Warto wiedzieć, że polisy OC dla ekocylistów to ubezpieczenie OC w życiu prywatnym. Może być dokupione do ubezpieczenia nieruchomości, ale też jako oddzielna polisa. Niezależnie od oferty to ubezpieczenie, które zapewnia ochronę na wypadek czy kolizje, do których może dojść, gdy jedziemy rowerem czy hulajnogą. Mowa o uszkodzeniu np. pojazdu mechanicznego należącego do innej osoby.

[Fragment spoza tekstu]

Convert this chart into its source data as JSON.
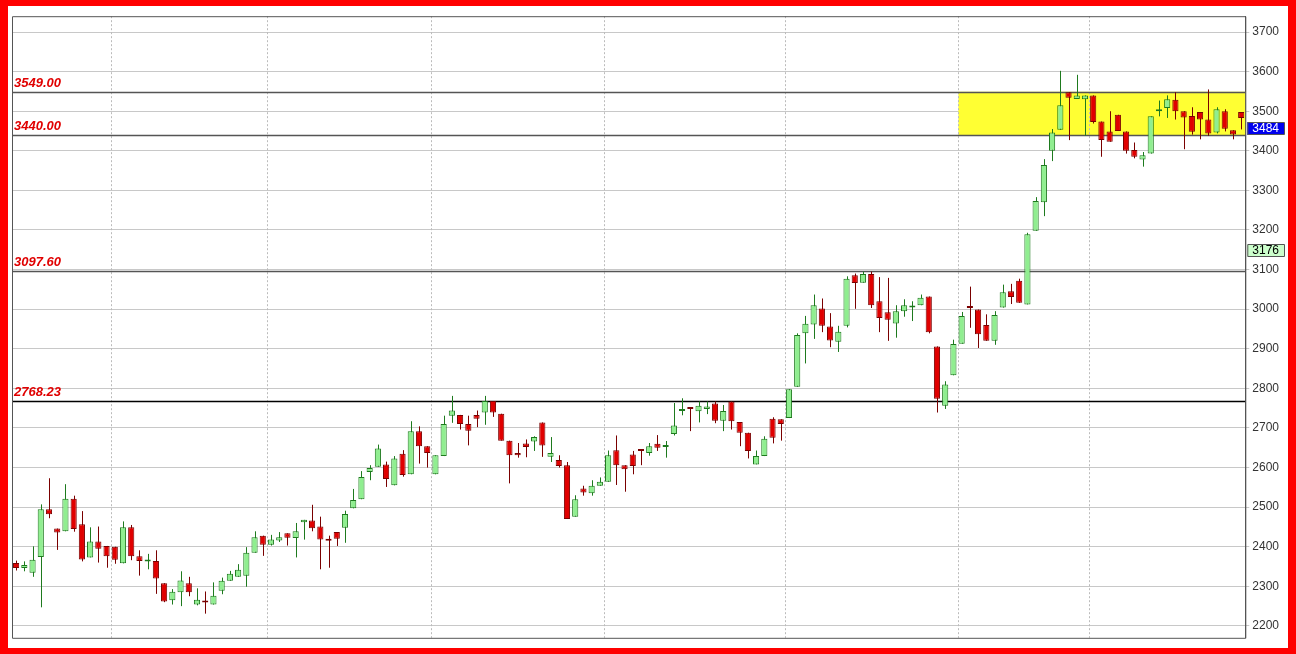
{
  "chart_data": {
    "type": "candlestick",
    "categories": [
      null,
      null,
      null,
      null,
      null,
      null,
      null,
      null,
      null,
      null,
      null,
      null,
      null,
      null,
      null,
      null,
      null,
      null,
      null,
      null,
      null,
      null,
      null,
      null,
      null,
      null,
      null,
      null,
      null,
      null,
      null,
      null,
      null,
      null,
      null,
      null,
      null,
      null,
      null,
      null,
      null,
      null,
      null,
      null,
      null,
      null,
      null,
      null,
      null,
      null,
      null,
      null,
      null,
      null,
      null,
      null,
      null,
      null,
      null,
      null,
      null,
      null,
      null,
      null,
      null,
      null,
      null,
      null,
      null,
      null,
      null,
      null,
      null,
      null,
      null,
      null,
      null,
      null,
      null,
      null,
      null,
      null,
      null,
      null,
      null,
      null,
      null,
      null,
      null,
      null,
      null,
      null,
      null,
      null,
      null,
      null,
      null,
      null,
      null,
      null,
      null,
      null,
      null,
      null,
      null,
      null,
      null,
      null,
      null,
      null,
      null,
      null,
      null,
      null,
      null,
      null,
      null,
      null,
      null,
      null,
      null,
      null,
      null,
      null,
      null,
      null,
      null,
      null,
      null,
      null,
      null,
      null,
      null,
      null,
      null,
      null,
      null,
      null,
      null,
      null,
      null,
      null,
      null,
      null,
      null,
      null,
      null,
      null,
      null,
      null
    ],
    "ohlc": [
      [
        2359,
        2365,
        2340,
        2346
      ],
      [
        2346,
        2363,
        2338,
        2354
      ],
      [
        2334,
        2401,
        2324,
        2367
      ],
      [
        2374,
        2507,
        2247,
        2495
      ],
      [
        2495,
        2573,
        2472,
        2482
      ],
      [
        2446,
        2446,
        2392,
        2436
      ],
      [
        2439,
        2558,
        2439,
        2521
      ],
      [
        2521,
        2529,
        2438,
        2445
      ],
      [
        2457,
        2490,
        2363,
        2368
      ],
      [
        2373,
        2449,
        2373,
        2413
      ],
      [
        2413,
        2451,
        2360,
        2395
      ],
      [
        2402,
        2402,
        2347,
        2376
      ],
      [
        2400,
        2400,
        2357,
        2367
      ],
      [
        2358,
        2464,
        2358,
        2449
      ],
      [
        2449,
        2455,
        2366,
        2376
      ],
      [
        2376,
        2391,
        2327,
        2364
      ],
      [
        2363,
        2382,
        2343,
        2364
      ],
      [
        2364,
        2391,
        2281,
        2320
      ],
      [
        2308,
        2308,
        2260,
        2262
      ],
      [
        2265,
        2293,
        2254,
        2286
      ],
      [
        2285,
        2338,
        2250,
        2315
      ],
      [
        2308,
        2324,
        2275,
        2285
      ],
      [
        2254,
        2295,
        2252,
        2266
      ],
      [
        2262,
        2287,
        2231,
        2259
      ],
      [
        2254,
        2310,
        2254,
        2276
      ],
      [
        2289,
        2322,
        2280,
        2314
      ],
      [
        2314,
        2339,
        2314,
        2332
      ],
      [
        2324,
        2356,
        2324,
        2342
      ],
      [
        2327,
        2399,
        2299,
        2385
      ],
      [
        2385,
        2439,
        2385,
        2424
      ],
      [
        2428,
        2428,
        2377,
        2405
      ],
      [
        2405,
        2430,
        2403,
        2418
      ],
      [
        2416,
        2437,
        2412,
        2424
      ],
      [
        2434,
        2434,
        2403,
        2423
      ],
      [
        2422,
        2460,
        2373,
        2439
      ],
      [
        2462,
        2468,
        2418,
        2468
      ],
      [
        2466,
        2506,
        2439,
        2447
      ],
      [
        2451,
        2476,
        2343,
        2418
      ],
      [
        2418,
        2428,
        2347,
        2415
      ],
      [
        2437,
        2437,
        2402,
        2420
      ],
      [
        2448,
        2491,
        2410,
        2483
      ],
      [
        2497,
        2546,
        2497,
        2518
      ],
      [
        2520,
        2591,
        2520,
        2576
      ],
      [
        2589,
        2606,
        2568,
        2599
      ],
      [
        2602,
        2658,
        2602,
        2648
      ],
      [
        2608,
        2615,
        2551,
        2571
      ],
      [
        2555,
        2629,
        2555,
        2623
      ],
      [
        2635,
        2644,
        2577,
        2581
      ],
      [
        2583,
        2717,
        2583,
        2692
      ],
      [
        2692,
        2704,
        2610,
        2654
      ],
      [
        2654,
        2654,
        2600,
        2637
      ],
      [
        2583,
        2631,
        2583,
        2631
      ],
      [
        2629,
        2731,
        2629,
        2710
      ],
      [
        2731,
        2781,
        2713,
        2744
      ],
      [
        2733,
        2733,
        2696,
        2710
      ],
      [
        2710,
        2731,
        2656,
        2693
      ],
      [
        2733,
        2744,
        2702,
        2723
      ],
      [
        2739,
        2781,
        2708,
        2768
      ],
      [
        2768,
        2768,
        2728,
        2739
      ],
      [
        2736,
        2736,
        2668,
        2668
      ],
      [
        2668,
        2668,
        2560,
        2631
      ],
      [
        2637,
        2662,
        2625,
        2631
      ],
      [
        2661,
        2671,
        2626,
        2652
      ],
      [
        2666,
        2679,
        2642,
        2677
      ],
      [
        2714,
        2714,
        2627,
        2656
      ],
      [
        2627,
        2677,
        2614,
        2637
      ],
      [
        2619,
        2631,
        2600,
        2604
      ],
      [
        2606,
        2614,
        2470,
        2470
      ],
      [
        2476,
        2530,
        2476,
        2520
      ],
      [
        2547,
        2554,
        2529,
        2537
      ],
      [
        2535,
        2568,
        2529,
        2554
      ],
      [
        2554,
        2575,
        2554,
        2564
      ],
      [
        2564,
        2643,
        2564,
        2631
      ],
      [
        2644,
        2681,
        2556,
        2606
      ],
      [
        2606,
        2606,
        2539,
        2596
      ],
      [
        2633,
        2642,
        2583,
        2604
      ],
      [
        2644,
        2644,
        2606,
        2642
      ],
      [
        2637,
        2662,
        2630,
        2654
      ],
      [
        2660,
        2682,
        2642,
        2650
      ],
      [
        2652,
        2667,
        2625,
        2654
      ],
      [
        2685,
        2763,
        2681,
        2706
      ],
      [
        2743,
        2775,
        2732,
        2745
      ],
      [
        2750,
        2750,
        2692,
        2748
      ],
      [
        2742,
        2767,
        2714,
        2756
      ],
      [
        2748,
        2767,
        2735,
        2754
      ],
      [
        2762,
        2767,
        2712,
        2718
      ],
      [
        2718,
        2758,
        2692,
        2743
      ],
      [
        2767,
        2767,
        2696,
        2717
      ],
      [
        2715,
        2715,
        2654,
        2688
      ],
      [
        2688,
        2688,
        2623,
        2642
      ],
      [
        2608,
        2643,
        2608,
        2629
      ],
      [
        2629,
        2679,
        2629,
        2673
      ],
      [
        2723,
        2727,
        2661,
        2675
      ],
      [
        2722,
        2722,
        2668,
        2710
      ],
      [
        2725,
        2798,
        2725,
        2798
      ],
      [
        2804,
        2939,
        2804,
        2935
      ],
      [
        2939,
        2983,
        2863,
        2963
      ],
      [
        2961,
        3037,
        2925,
        3010
      ],
      [
        3002,
        3027,
        2942,
        2958
      ],
      [
        2956,
        2990,
        2904,
        2921
      ],
      [
        2918,
        2958,
        2892,
        2943
      ],
      [
        2958,
        3083,
        2954,
        3077
      ],
      [
        3086,
        3090,
        3001,
        3066
      ],
      [
        3067,
        3095,
        3067,
        3089
      ],
      [
        3089,
        3095,
        3003,
        3010
      ],
      [
        3020,
        3081,
        2942,
        2978
      ],
      [
        2992,
        3079,
        2920,
        2973
      ],
      [
        2964,
        3010,
        2928,
        2995
      ],
      [
        2995,
        3025,
        2981,
        3010
      ],
      [
        3004,
        3020,
        2970,
        3006
      ],
      [
        3010,
        3037,
        3010,
        3029
      ],
      [
        3032,
        3032,
        2939,
        2942
      ],
      [
        2906,
        2906,
        2739,
        2774
      ],
      [
        2756,
        2818,
        2748,
        2810
      ],
      [
        2833,
        2923,
        2833,
        2912
      ],
      [
        2913,
        2993,
        2913,
        2983
      ],
      [
        3004,
        3057,
        2953,
        3003
      ],
      [
        2999,
        2999,
        2902,
        2937
      ],
      [
        2960,
        2987,
        2920,
        2920
      ],
      [
        2920,
        2995,
        2910,
        2985
      ],
      [
        3004,
        3062,
        3004,
        3043
      ],
      [
        3045,
        3064,
        3013,
        3031
      ],
      [
        3072,
        3077,
        3016,
        3016
      ],
      [
        3012,
        3193,
        3012,
        3189
      ],
      [
        3198,
        3283,
        3198,
        3273
      ],
      [
        3270,
        3379,
        3235,
        3364
      ],
      [
        3400,
        3455,
        3374,
        3446
      ],
      [
        3453,
        3602,
        3453,
        3515
      ],
      [
        3548,
        3548,
        3427,
        3534
      ],
      [
        3531,
        3592,
        3531,
        3540
      ],
      [
        3530,
        3540,
        3438,
        3540
      ],
      [
        3540,
        3540,
        3469,
        3473
      ],
      [
        3474,
        3474,
        3385,
        3427
      ],
      [
        3449,
        3500,
        3423,
        3423
      ],
      [
        3491,
        3491,
        3450,
        3450
      ],
      [
        3449,
        3449,
        3393,
        3400
      ],
      [
        3402,
        3421,
        3381,
        3385
      ],
      [
        3378,
        3397,
        3360,
        3389
      ],
      [
        3393,
        3487,
        3393,
        3487
      ],
      [
        3500,
        3527,
        3487,
        3500
      ],
      [
        3508,
        3540,
        3483,
        3530
      ],
      [
        3529,
        3548,
        3479,
        3500
      ],
      [
        3500,
        3500,
        3404,
        3484
      ],
      [
        3488,
        3510,
        3441,
        3448
      ],
      [
        3498,
        3498,
        3429,
        3479
      ],
      [
        3479,
        3555,
        3438,
        3444
      ],
      [
        3446,
        3510,
        3444,
        3505
      ],
      [
        3500,
        3505,
        3449,
        3456
      ],
      [
        3452,
        3452,
        3429,
        3441
      ],
      [
        3498,
        3498,
        3454,
        3483
      ]
    ],
    "ylim": [
      2170,
      3740
    ],
    "yticks": [
      2200,
      2300,
      2400,
      2500,
      2600,
      2700,
      2800,
      2900,
      3000,
      3100,
      3200,
      3300,
      3400,
      3500,
      3600,
      3700
    ],
    "grid": "y",
    "tick_labels": "y",
    "legend": false,
    "ref_lines": [
      {
        "axis": "y",
        "value": 3549,
        "label": "3549.00",
        "color": "#555555"
      },
      {
        "axis": "y",
        "value": 3440,
        "label": "3440.00",
        "color": "#555555"
      },
      {
        "axis": "y",
        "value": 3097.6,
        "label": "3097.60",
        "color": "#555555"
      },
      {
        "axis": "y",
        "value": 2768.23,
        "label": "2768.23",
        "color": "#000000"
      }
    ],
    "bands": [
      {
        "axis": "y",
        "from": 3440,
        "to": 3549,
        "color": "#ffff33"
      }
    ],
    "annotations": [
      "3484",
      "3176"
    ]
  }
}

„OC w życiu prywatnym chroni nas na wypadek uszkodzenia pojazdu będącego w ruchu, ale także stojącego na parkingu. To z polisy pokrywane są koszty naprawy urwanych lusterek, lakierowania zarysowanej karoserii. OC zabezpiecza także na wpadek kolizji z osobami trzecimi. Chodzi o zdarzenia takie jak to, że jadąc hulajnogą czy rowerem potrącimy pieszego lub innego ekocyklistę. Wówczas, jeśli dozna on obrażeń, polisa pokrywa koszty leczenia i naprawy jego sprzętu. I co ważne, OC chroni konkretną osobę, a nie sprzęt. Stąd, jeśli mamy OC w życiu prywatnym, niezależnie od tego czy będziemy dziś jechać na rowerze a za tydzień przemieszczać się hulajnogą, jesteśmy objęci ochroną. Oczywiście dzieje się tak w sytuacji, jeśli mamy dobrze dobraną polisę.” – mówi Karolina Trzeciakiewicz z Grupy ANG.
Warto wiedzieć, że polisa OC w życiu prywatnym może obowiązywać nie tylko w Polsce, ale także na terenie całej Europy. Stąd tak ważne jest, abyśmy analizując oferty rynkowe zapoznali się z OWU (Ogólnymi Warunkami Umowy), które zawierają szczegółowe informacje dot. zakresu ochrony, ale także wyłączeń. Te ostatnie to lista zdarzeń, po których wystąpieniu nie ubezpieczyciel nie wypłaci środków. Należy do nich np. jazda na hulajnodze lub rowerem pod wpływem alkoholu lub substancji odurzających.